El Emperador quedó convencido y esa, mejorada, pasó a ser legislación de muchas naciones, entre ellas la nuestra.
Tú tienes razón, Leónidas, es preferible la caridad municipal para el entierro.
No sé cómo reprodujo después mi relato, claro está, sin dar la fuente, porque era muy digno y prudente al opinar y todo lo asumía como propio.

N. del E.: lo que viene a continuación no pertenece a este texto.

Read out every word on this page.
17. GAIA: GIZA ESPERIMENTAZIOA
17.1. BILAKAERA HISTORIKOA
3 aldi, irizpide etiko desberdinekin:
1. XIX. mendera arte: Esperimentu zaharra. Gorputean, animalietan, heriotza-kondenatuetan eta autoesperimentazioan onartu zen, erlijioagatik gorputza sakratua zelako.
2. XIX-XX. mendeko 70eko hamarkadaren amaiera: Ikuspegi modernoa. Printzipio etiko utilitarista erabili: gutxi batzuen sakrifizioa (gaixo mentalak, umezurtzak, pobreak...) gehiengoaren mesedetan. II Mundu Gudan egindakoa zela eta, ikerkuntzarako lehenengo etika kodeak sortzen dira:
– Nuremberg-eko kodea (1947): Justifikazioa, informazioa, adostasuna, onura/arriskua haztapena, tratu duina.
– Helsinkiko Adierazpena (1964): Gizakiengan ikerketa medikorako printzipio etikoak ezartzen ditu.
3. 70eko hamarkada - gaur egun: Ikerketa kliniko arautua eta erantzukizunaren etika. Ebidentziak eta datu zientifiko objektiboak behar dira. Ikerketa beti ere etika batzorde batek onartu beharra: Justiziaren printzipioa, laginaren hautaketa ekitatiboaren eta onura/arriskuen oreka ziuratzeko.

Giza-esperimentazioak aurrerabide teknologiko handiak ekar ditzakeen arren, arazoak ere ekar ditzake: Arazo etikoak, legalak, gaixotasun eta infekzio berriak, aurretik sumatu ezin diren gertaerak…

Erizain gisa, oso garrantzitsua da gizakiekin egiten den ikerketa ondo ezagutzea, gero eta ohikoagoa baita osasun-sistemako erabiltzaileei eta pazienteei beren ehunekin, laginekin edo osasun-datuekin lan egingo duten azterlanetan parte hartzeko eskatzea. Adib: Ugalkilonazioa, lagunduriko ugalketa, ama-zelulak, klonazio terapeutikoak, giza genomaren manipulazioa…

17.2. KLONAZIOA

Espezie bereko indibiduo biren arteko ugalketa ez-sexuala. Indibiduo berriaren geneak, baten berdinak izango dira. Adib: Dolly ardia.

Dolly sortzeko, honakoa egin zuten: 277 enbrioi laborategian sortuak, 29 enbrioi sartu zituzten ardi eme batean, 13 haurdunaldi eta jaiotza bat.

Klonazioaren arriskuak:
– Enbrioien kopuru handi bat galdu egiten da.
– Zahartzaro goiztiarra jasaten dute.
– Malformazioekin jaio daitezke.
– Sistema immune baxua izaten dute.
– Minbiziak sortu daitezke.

No quiero evadirme de su atención sin decirles que fue de labios del amigo desde donde oí el anticipo más premonitorio del feminismo, que entonces era tema tabú. Me dijo: “Vincho, veo con preocupación a algunas muchachas hijas de gente seria con unos pantalones muy apretados.” “No me gusta”. “Las mujeres a sus faldas.” “Eso va a ser una fuente de provocaciones y tú veras que esa bestia que es el hombre las va a matar por sus celos salvajes.” “La misión de la mujer es otra.” “Parir al mundo, eso es cosa de Dios.” “Déjele la guerra y la violencia al otro, que él, yo te digo que está vigilando la gente aquella.”
Hoy, cada vez que me entero de un feminicidio, pienso en Leónidas, el relojero filósofo y moralista, que Dios guarda en su santo seno.